This repo contains scripts and programs for the Holt Lab's MinION-running computer. This computer is a fairly beefy desktop that (thanks to its GTX 1080 GPU) can demultiplex with Deepbinner and basecall with Guppy.
The contents of these repo are custom-tailored to our setup and workflow (i.e. I make no promises that they may work for you), but I made them publicly available in case others are interested!
This is the script we use to do real time basecalling. I.e. we run MinKNOW with live basecalling turned off and use this script to do Guppy basecalling during the run. This gives a few advantages over live basecalling in MinKNOW:
- It lets us do GPU basecalling (much faster than using the CPU).
- It lets us use Guppy features not yet present in MinKNOW (like demultiplexing and barcode trimming).
- It concatenates the results so we get one final fastq file per barcode bin.
- It displays barcode distribution and translocation speed stats as it goes.
It needs to be run with the input directory (where fast5s are deposited), an output directory, which barcodes were used and which basecalling model to use:
basecall.py -i fast5 -o fastq --barcodes native_1-12 --model r9.4_hac
It needs a couple of external packages to run: dateutil and h5py.
This is a little C program that reports some basic stats on a fastq/fasta file: the number of reads, the total size (in bp) and read length metrics: N99, N90, N50, N10 and N01 lengths. I threw it together using this example as a starting point. Because it uses the wonderful kseq.h header file, it's very fast.

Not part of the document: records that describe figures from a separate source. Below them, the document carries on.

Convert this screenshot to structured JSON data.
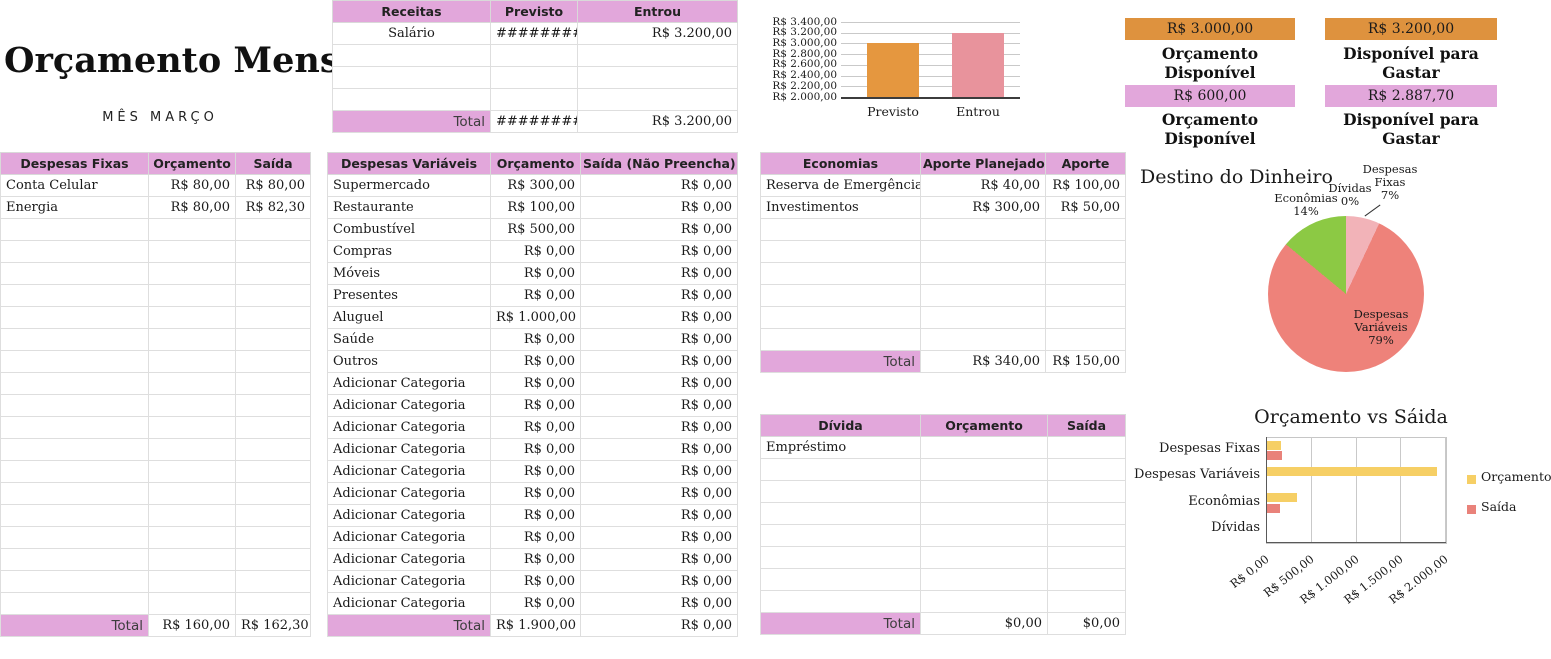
{
  "page_title": "Orçamento Mensal",
  "subtitle": "MÊS MARÇO",
  "colors": {
    "pink": "#e2a7db",
    "orange": "#de923e",
    "bar_orange": "#e5973f",
    "bar_pink": "#e8939c",
    "pie_lightpink": "#f2b3b8",
    "pie_salmon": "#ee827a",
    "pie_green": "#8cc944",
    "chart_yellow": "#f6cf65",
    "chart_salmon": "#e9827a"
  },
  "receitas": {
    "headers": [
      "Receitas",
      "Previsto",
      "Entrou"
    ],
    "rows": [
      [
        "Salário",
        "#########",
        "R$ 3.200,00"
      ]
    ],
    "empty_rows": 3,
    "total": [
      "Total",
      "#########",
      "R$ 3.200,00"
    ]
  },
  "kpis": [
    {
      "value": "R$ 3.000,00",
      "label": "Orçamento Disponível",
      "color": "#de923e"
    },
    {
      "value": "R$ 3.200,00",
      "label": "Disponível para Gastar",
      "color": "#de923e"
    },
    {
      "value": "R$ 600,00",
      "label": "Orçamento Disponível",
      "color": "#e2a7db"
    },
    {
      "value": "R$ 2.887,70",
      "label": "Disponível para Gastar",
      "color": "#e2a7db"
    }
  ],
  "despesas_fixas": {
    "headers": [
      "Despesas Fixas",
      "Orçamento",
      "Saída"
    ],
    "rows": [
      [
        "Conta Celular",
        "R$ 80,00",
        "R$ 80,00"
      ],
      [
        "Energia",
        "R$ 80,00",
        "R$ 82,30"
      ]
    ],
    "empty_rows": 18,
    "total": [
      "Total",
      "R$ 160,00",
      "R$ 162,30"
    ]
  },
  "despesas_variaveis": {
    "headers": [
      "Despesas Variáveis",
      "Orçamento",
      "Saída (Não Preencha)"
    ],
    "rows": [
      [
        "Supermercado",
        "R$ 300,00",
        "R$ 0,00"
      ],
      [
        "Restaurante",
        "R$ 100,00",
        "R$ 0,00"
      ],
      [
        "Combustível",
        "R$ 500,00",
        "R$ 0,00"
      ],
      [
        "Compras",
        "R$ 0,00",
        "R$ 0,00"
      ],
      [
        "Móveis",
        "R$ 0,00",
        "R$ 0,00"
      ],
      [
        "Presentes",
        "R$ 0,00",
        "R$ 0,00"
      ],
      [
        "Aluguel",
        "R$ 1.000,00",
        "R$ 0,00"
      ],
      [
        "Saúde",
        "R$ 0,00",
        "R$ 0,00"
      ],
      [
        "Outros",
        "R$ 0,00",
        "R$ 0,00"
      ],
      [
        "Adicionar Categoria",
        "R$ 0,00",
        "R$ 0,00"
      ],
      [
        "Adicionar Categoria",
        "R$ 0,00",
        "R$ 0,00"
      ],
      [
        "Adicionar Categoria",
        "R$ 0,00",
        "R$ 0,00"
      ],
      [
        "Adicionar Categoria",
        "R$ 0,00",
        "R$ 0,00"
      ],
      [
        "Adicionar Categoria",
        "R$ 0,00",
        "R$ 0,00"
      ],
      [
        "Adicionar Categoria",
        "R$ 0,00",
        "R$ 0,00"
      ],
      [
        "Adicionar Categoria",
        "R$ 0,00",
        "R$ 0,00"
      ],
      [
        "Adicionar Categoria",
        "R$ 0,00",
        "R$ 0,00"
      ],
      [
        "Adicionar Categoria",
        "R$ 0,00",
        "R$ 0,00"
      ],
      [
        "Adicionar Categoria",
        "R$ 0,00",
        "R$ 0,00"
      ],
      [
        "Adicionar Categoria",
        "R$ 0,00",
        "R$ 0,00"
      ]
    ],
    "empty_rows": 0,
    "total": [
      "Total",
      "R$ 1.900,00",
      "R$ 0,00"
    ]
  },
  "economias": {
    "headers": [
      "Economias",
      "Aporte Planejado",
      "Aporte"
    ],
    "rows": [
      [
        "Reserva de Emergência",
        "R$ 40,00",
        "R$ 100,00"
      ],
      [
        "Investimentos",
        "R$ 300,00",
        "R$ 50,00"
      ]
    ],
    "empty_rows": 6,
    "total": [
      "Total",
      "R$ 340,00",
      "R$ 150,00"
    ]
  },
  "divida": {
    "headers": [
      "Dívida",
      "Orçamento",
      "Saída"
    ],
    "rows": [
      [
        "Empréstimo",
        "",
        ""
      ]
    ],
    "empty_rows": 7,
    "total": [
      "Total",
      "$0,00",
      "$0,00"
    ]
  },
  "chart_data": [
    {
      "type": "bar",
      "title": "",
      "categories": [
        "Previsto",
        "Entrou"
      ],
      "values": [
        3000,
        3200
      ],
      "bar_colors": [
        "#e5973f",
        "#e8939c"
      ],
      "ylim": [
        2000,
        3400
      ],
      "yticks": [
        {
          "label": "R$ 3.400,00",
          "value": 3400
        },
        {
          "label": "R$ 3.200,00",
          "value": 3200
        },
        {
          "label": "R$ 3.000,00",
          "value": 3000
        },
        {
          "label": "R$ 2.800,00",
          "value": 2800
        },
        {
          "label": "R$ 2.600,00",
          "value": 2600
        },
        {
          "label": "R$ 2.400,00",
          "value": 2400
        },
        {
          "label": "R$ 2.200,00",
          "value": 2200
        },
        {
          "label": "R$ 2.000,00",
          "value": 2000
        }
      ],
      "grid": true
    },
    {
      "type": "pie",
      "title": "Destino do Dinheiro",
      "slices": [
        {
          "label": "Despesas Fixas",
          "pct": 7,
          "color": "#f2b3b8"
        },
        {
          "label": "Despesas Variáveis",
          "pct": 79,
          "color": "#ee827a"
        },
        {
          "label": "Econômias",
          "pct": 14,
          "color": "#8cc944"
        },
        {
          "label": "Dívidas",
          "pct": 0,
          "color": "#e2a7db"
        }
      ],
      "start_angle_deg": 0,
      "direction": "clockwise"
    },
    {
      "type": "bar",
      "orientation": "horizontal",
      "title": "Orçamento vs Sáida",
      "categories": [
        "Despesas Fixas",
        "Despesas Variáveis",
        "Econômias",
        "Dívidas"
      ],
      "series": [
        {
          "name": "Orçamento",
          "color": "#f6cf65",
          "values": [
            160,
            1900,
            340,
            0
          ]
        },
        {
          "name": "Saída",
          "color": "#e9827a",
          "values": [
            162.3,
            0,
            150,
            0
          ]
        }
      ],
      "xlim": [
        0,
        2000
      ],
      "xticks": [
        {
          "label": "R$ 0,00",
          "value": 0
        },
        {
          "label": "R$ 500,00",
          "value": 500
        },
        {
          "label": "R$ 1.000,00",
          "value": 1000
        },
        {
          "label": "R$ 1.500,00",
          "value": 1500
        },
        {
          "label": "R$ 2.000,00",
          "value": 2000
        }
      ],
      "legend_position": "right",
      "grid": true
    }
  ]
}
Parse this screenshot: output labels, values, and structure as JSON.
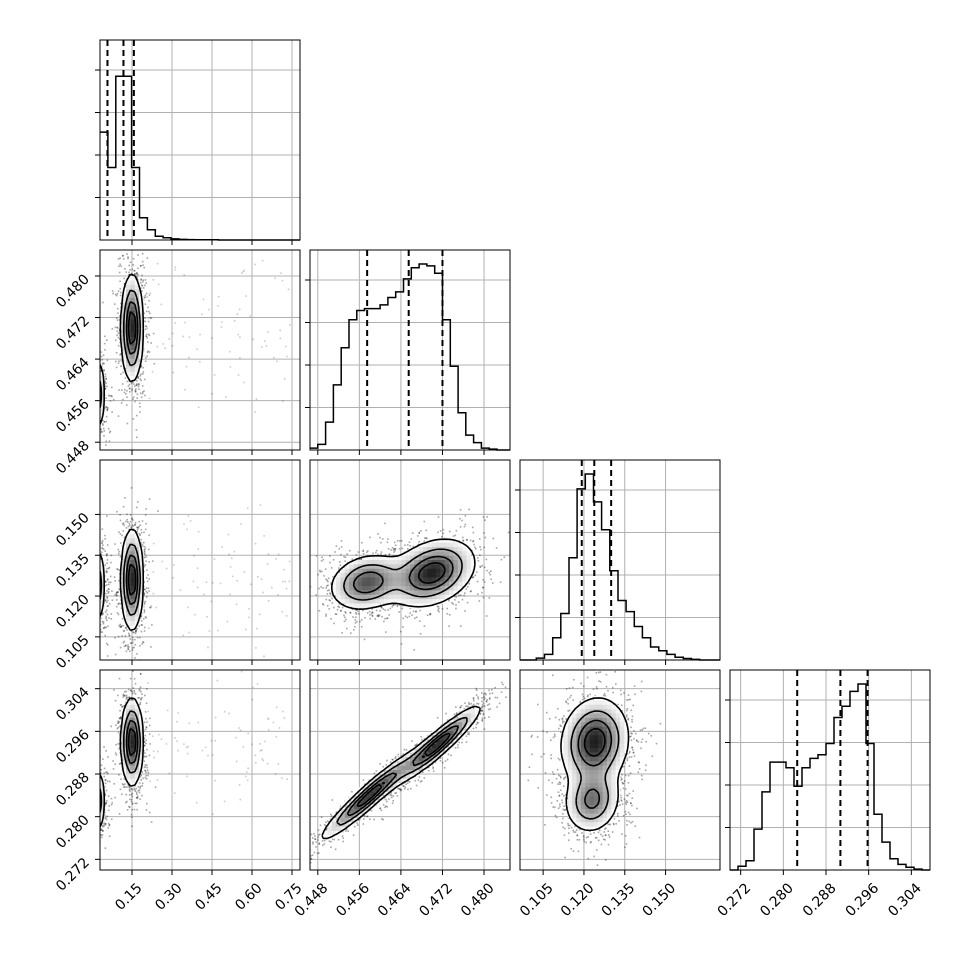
{
  "chart_data": {
    "type": "corner",
    "grid": true,
    "parameters": [
      {
        "range": [
          0.03,
          0.78
        ],
        "ticks": [
          "0.15",
          "0.30",
          "0.45",
          "0.60",
          "0.75"
        ],
        "tick_values": [
          0.15,
          0.3,
          0.45,
          0.6,
          0.75
        ],
        "quantiles": [
          0.058,
          0.118,
          0.157
        ],
        "histogram": {
          "edges": [
            0.03,
            0.0596,
            0.0892,
            0.1188,
            0.1484,
            0.178,
            0.2076,
            0.2372,
            0.2668,
            0.2964,
            0.326,
            0.3556,
            0.3852,
            0.4148,
            0.4444,
            0.474,
            0.5036,
            0.5332,
            0.5628,
            0.5924,
            0.622,
            0.6516,
            0.6812,
            0.7108,
            0.7404,
            0.78
          ],
          "counts": [
            0.58,
            0.39,
            0.88,
            0.88,
            0.39,
            0.12,
            0.055,
            0.02,
            0.012,
            0.006,
            0.003,
            0.002,
            0.001,
            0.001,
            0.001,
            0,
            0,
            0,
            0,
            0,
            0,
            0,
            0,
            0,
            0
          ]
        }
      },
      {
        "range": [
          0.4465,
          0.485
        ],
        "ticks": [
          "0.448",
          "0.456",
          "0.464",
          "0.472",
          "0.480"
        ],
        "tick_values": [
          0.448,
          0.456,
          0.464,
          0.472,
          0.48
        ],
        "quantiles": [
          0.4575,
          0.4655,
          0.472
        ],
        "histogram": {
          "edges": [
            0.4465,
            0.448,
            0.4495,
            0.451,
            0.4525,
            0.454,
            0.4555,
            0.457,
            0.4585,
            0.46,
            0.4615,
            0.463,
            0.4645,
            0.466,
            0.4675,
            0.469,
            0.4705,
            0.472,
            0.4735,
            0.475,
            0.4765,
            0.478,
            0.4795,
            0.481,
            0.4825,
            0.485
          ],
          "counts": [
            0.01,
            0.03,
            0.15,
            0.35,
            0.55,
            0.7,
            0.75,
            0.76,
            0.76,
            0.78,
            0.82,
            0.85,
            0.92,
            0.98,
            1.0,
            0.99,
            0.95,
            0.7,
            0.45,
            0.2,
            0.08,
            0.04,
            0.01,
            0.005,
            0.0
          ]
        }
      },
      {
        "range": [
          0.0965,
          0.17
        ],
        "ticks": [
          "0.105",
          "0.120",
          "0.135",
          "0.150"
        ],
        "tick_values": [
          0.105,
          0.12,
          0.135,
          0.15
        ],
        "quantiles": [
          0.1192,
          0.1238,
          0.13
        ],
        "histogram": {
          "edges": [
            0.0965,
            0.0995,
            0.1025,
            0.1055,
            0.1085,
            0.1115,
            0.1145,
            0.1175,
            0.1205,
            0.1235,
            0.1265,
            0.1295,
            0.1325,
            0.1355,
            0.1385,
            0.1415,
            0.1445,
            0.1475,
            0.1505,
            0.1535,
            0.1565,
            0.1595,
            0.1625,
            0.1655,
            0.1685,
            0.17
          ],
          "counts": [
            0.0,
            0.0,
            0.01,
            0.03,
            0.12,
            0.25,
            0.55,
            0.92,
            1.0,
            0.85,
            0.7,
            0.48,
            0.32,
            0.26,
            0.18,
            0.12,
            0.07,
            0.05,
            0.03,
            0.015,
            0.008,
            0.003,
            0.0,
            0.0,
            0.0
          ]
        }
      },
      {
        "range": [
          0.27,
          0.3075
        ],
        "ticks": [
          "0.272",
          "0.280",
          "0.288",
          "0.296",
          "0.304"
        ],
        "tick_values": [
          0.272,
          0.28,
          0.288,
          0.296,
          0.304
        ],
        "quantiles": [
          0.2826,
          0.2907,
          0.2958
        ],
        "histogram": {
          "edges": [
            0.27,
            0.2715,
            0.273,
            0.2745,
            0.276,
            0.2775,
            0.279,
            0.2805,
            0.282,
            0.2835,
            0.285,
            0.2865,
            0.288,
            0.2895,
            0.291,
            0.2925,
            0.294,
            0.2955,
            0.297,
            0.2985,
            0.3,
            0.3015,
            0.303,
            0.3045,
            0.306,
            0.3075
          ],
          "counts": [
            0.0,
            0.02,
            0.05,
            0.22,
            0.42,
            0.58,
            0.58,
            0.55,
            0.45,
            0.55,
            0.6,
            0.62,
            0.68,
            0.82,
            0.88,
            0.96,
            1.0,
            0.68,
            0.3,
            0.15,
            0.06,
            0.03,
            0.015,
            0.005,
            0.0
          ]
        }
      }
    ],
    "pairs": [
      {
        "row": 1,
        "col": 0,
        "modes": [
          {
            "x": 0.01,
            "y": 0.4572,
            "sx": 0.018,
            "sy": 0.0035,
            "w": 0.45,
            "rho": 0.0
          },
          {
            "x": 0.15,
            "y": 0.47,
            "sx": 0.02,
            "sy": 0.005,
            "w": 0.55,
            "rho": 0.0
          }
        ]
      },
      {
        "row": 2,
        "col": 0,
        "modes": [
          {
            "x": 0.01,
            "y": 0.124,
            "sx": 0.018,
            "sy": 0.007,
            "w": 0.45,
            "rho": 0.0
          },
          {
            "x": 0.15,
            "y": 0.126,
            "sx": 0.02,
            "sy": 0.009,
            "w": 0.55,
            "rho": 0.0
          }
        ]
      },
      {
        "row": 2,
        "col": 1,
        "modes": [
          {
            "x": 0.4575,
            "y": 0.125,
            "sx": 0.0035,
            "sy": 0.005,
            "w": 0.45,
            "rho": 0.2
          },
          {
            "x": 0.47,
            "y": 0.1285,
            "sx": 0.004,
            "sy": 0.006,
            "w": 0.55,
            "rho": 0.3
          }
        ]
      },
      {
        "row": 3,
        "col": 0,
        "modes": [
          {
            "x": 0.01,
            "y": 0.283,
            "sx": 0.018,
            "sy": 0.003,
            "w": 0.45,
            "rho": 0.0
          },
          {
            "x": 0.15,
            "y": 0.294,
            "sx": 0.02,
            "sy": 0.004,
            "w": 0.55,
            "rho": 0.0
          }
        ]
      },
      {
        "row": 3,
        "col": 1,
        "modes": [
          {
            "x": 0.458,
            "y": 0.284,
            "sx": 0.0045,
            "sy": 0.004,
            "w": 0.45,
            "rho": 0.95
          },
          {
            "x": 0.471,
            "y": 0.2935,
            "sx": 0.004,
            "sy": 0.0035,
            "w": 0.55,
            "rho": 0.93
          }
        ]
      },
      {
        "row": 3,
        "col": 2,
        "modes": [
          {
            "x": 0.123,
            "y": 0.283,
            "sx": 0.005,
            "sy": 0.003,
            "w": 0.4,
            "rho": 0.1
          },
          {
            "x": 0.124,
            "y": 0.294,
            "sx": 0.006,
            "sy": 0.004,
            "w": 0.6,
            "rho": 0.1
          }
        ]
      }
    ],
    "colors": {
      "line": "#000000",
      "grid": "#b0b0b0",
      "points": "#000000",
      "fill": "#000000"
    }
  }
}
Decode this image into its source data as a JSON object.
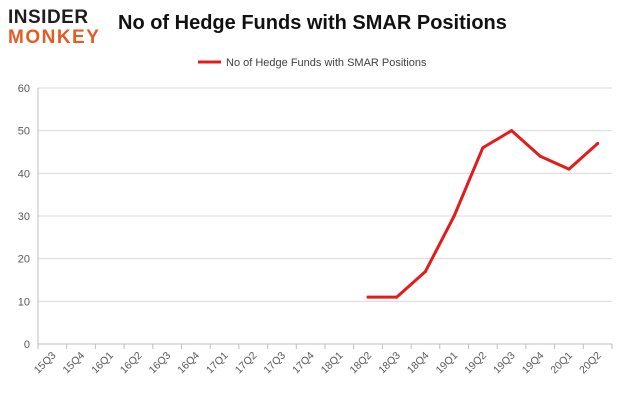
{
  "logo": {
    "line1": "INSIDER",
    "line2": "MONKEY"
  },
  "colors": {
    "series": "#e31b1b",
    "grid": "#d9d9d9",
    "axis": "#bfbfbf",
    "tick_text": "#595959",
    "logo_dark": "#1e1e1e",
    "logo_orange": "#e25d24"
  },
  "chart_data": {
    "type": "line",
    "title": "No of Hedge Funds with SMAR Positions",
    "xlabel": "",
    "ylabel": "",
    "categories": [
      "15Q3",
      "15Q4",
      "16Q1",
      "16Q2",
      "16Q3",
      "16Q4",
      "17Q1",
      "17Q2",
      "17Q3",
      "17Q4",
      "18Q1",
      "18Q2",
      "18Q3",
      "18Q4",
      "19Q1",
      "19Q2",
      "19Q3",
      "19Q4",
      "20Q1",
      "20Q2"
    ],
    "series": [
      {
        "name": "No of Hedge Funds with SMAR Positions",
        "values": [
          null,
          null,
          null,
          null,
          null,
          null,
          null,
          null,
          null,
          null,
          null,
          11,
          11,
          17,
          30,
          46,
          50,
          44,
          41,
          47
        ]
      }
    ],
    "ylim": [
      0,
      60
    ],
    "yticks": [
      0,
      10,
      20,
      30,
      40,
      50,
      60
    ],
    "grid": true,
    "legend_position": "top-center"
  }
}
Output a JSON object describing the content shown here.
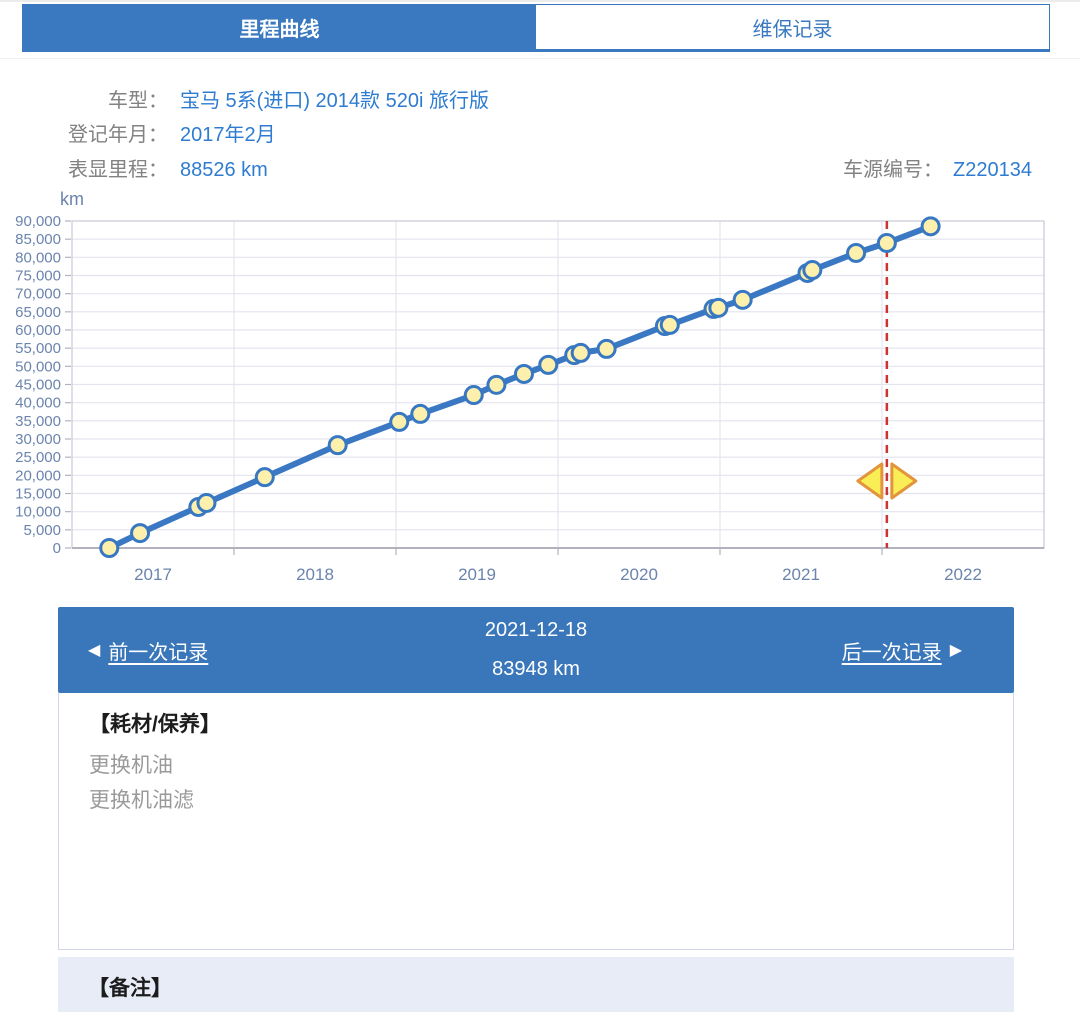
{
  "tabs": [
    {
      "label": "里程曲线",
      "active": true
    },
    {
      "label": "维保记录",
      "active": false
    }
  ],
  "info": {
    "model_label": "车型：",
    "model_value": "宝马 5系(进口) 2014款 520i 旅行版",
    "register_label": "登记年月：",
    "register_value": "2017年2月",
    "mileage_label": "表显里程：",
    "mileage_value": "88526 km",
    "source_label": "车源编号：",
    "source_value": "Z220134"
  },
  "chart_data": {
    "type": "line",
    "unit_label": "km",
    "xlabel": "",
    "ylabel": "km",
    "x_range": [
      2017,
      2023
    ],
    "x_ticks": [
      2017,
      2018,
      2019,
      2020,
      2021,
      2022
    ],
    "y_range": [
      0,
      90000
    ],
    "y_tick_step": 5000,
    "grid": true,
    "series": [
      {
        "name": "mileage-km",
        "points": [
          [
            2017.23,
            0
          ],
          [
            2017.42,
            4100
          ],
          [
            2017.78,
            11300
          ],
          [
            2017.83,
            12400
          ],
          [
            2018.19,
            19500
          ],
          [
            2018.64,
            28300
          ],
          [
            2019.02,
            34700
          ],
          [
            2019.15,
            36900
          ],
          [
            2019.48,
            42100
          ],
          [
            2019.62,
            44900
          ],
          [
            2019.79,
            47900
          ],
          [
            2019.94,
            50400
          ],
          [
            2020.1,
            53100
          ],
          [
            2020.14,
            53700
          ],
          [
            2020.3,
            54800
          ],
          [
            2020.66,
            61100
          ],
          [
            2020.69,
            61400
          ],
          [
            2020.96,
            65800
          ],
          [
            2020.99,
            66100
          ],
          [
            2021.14,
            68300
          ],
          [
            2021.54,
            75700
          ],
          [
            2021.57,
            76500
          ],
          [
            2021.84,
            81200
          ],
          [
            2022.03,
            83948
          ],
          [
            2022.3,
            88526
          ]
        ]
      }
    ],
    "selected_point": {
      "x_year": 2022.03,
      "km": 83948,
      "date": "2021-12-18"
    },
    "colors": {
      "line": "#3a78c4",
      "point_fill": "#fdf0ad",
      "point_stroke": "#3878c2",
      "grid": "#e4e4ee",
      "axis": "#b2b2bf",
      "border": "#c9c9d4",
      "tick_label": "#6b84ad",
      "selected_line": "#cc3333",
      "handle_fill": "#f9ee55",
      "handle_stroke": "#e2953c"
    }
  },
  "record_nav": {
    "prev_arrow": "◀",
    "prev_label": "前一次记录",
    "date": "2021-12-18",
    "mileage": "83948 km",
    "next_label": "后一次记录",
    "next_arrow": "▶",
    "bar_color": "#3a76ba"
  },
  "detail": {
    "section_title": "【耗材/保养】",
    "items": [
      "更换机油",
      "更换机油滤"
    ]
  },
  "remark": {
    "section_title": "【备注】"
  }
}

To build it, just run make
in this repo's directory.
Run it with no arguments to make it print the tab-delimited header. Run it with fasta or fastq arguments to get the stats. Multiple input files are fine – each will get a single line of output.
The setup.md file contains my crude notes on setting up the software on the desktop. They are not exhaustive and some of the steps are applicable only to our computer/environment.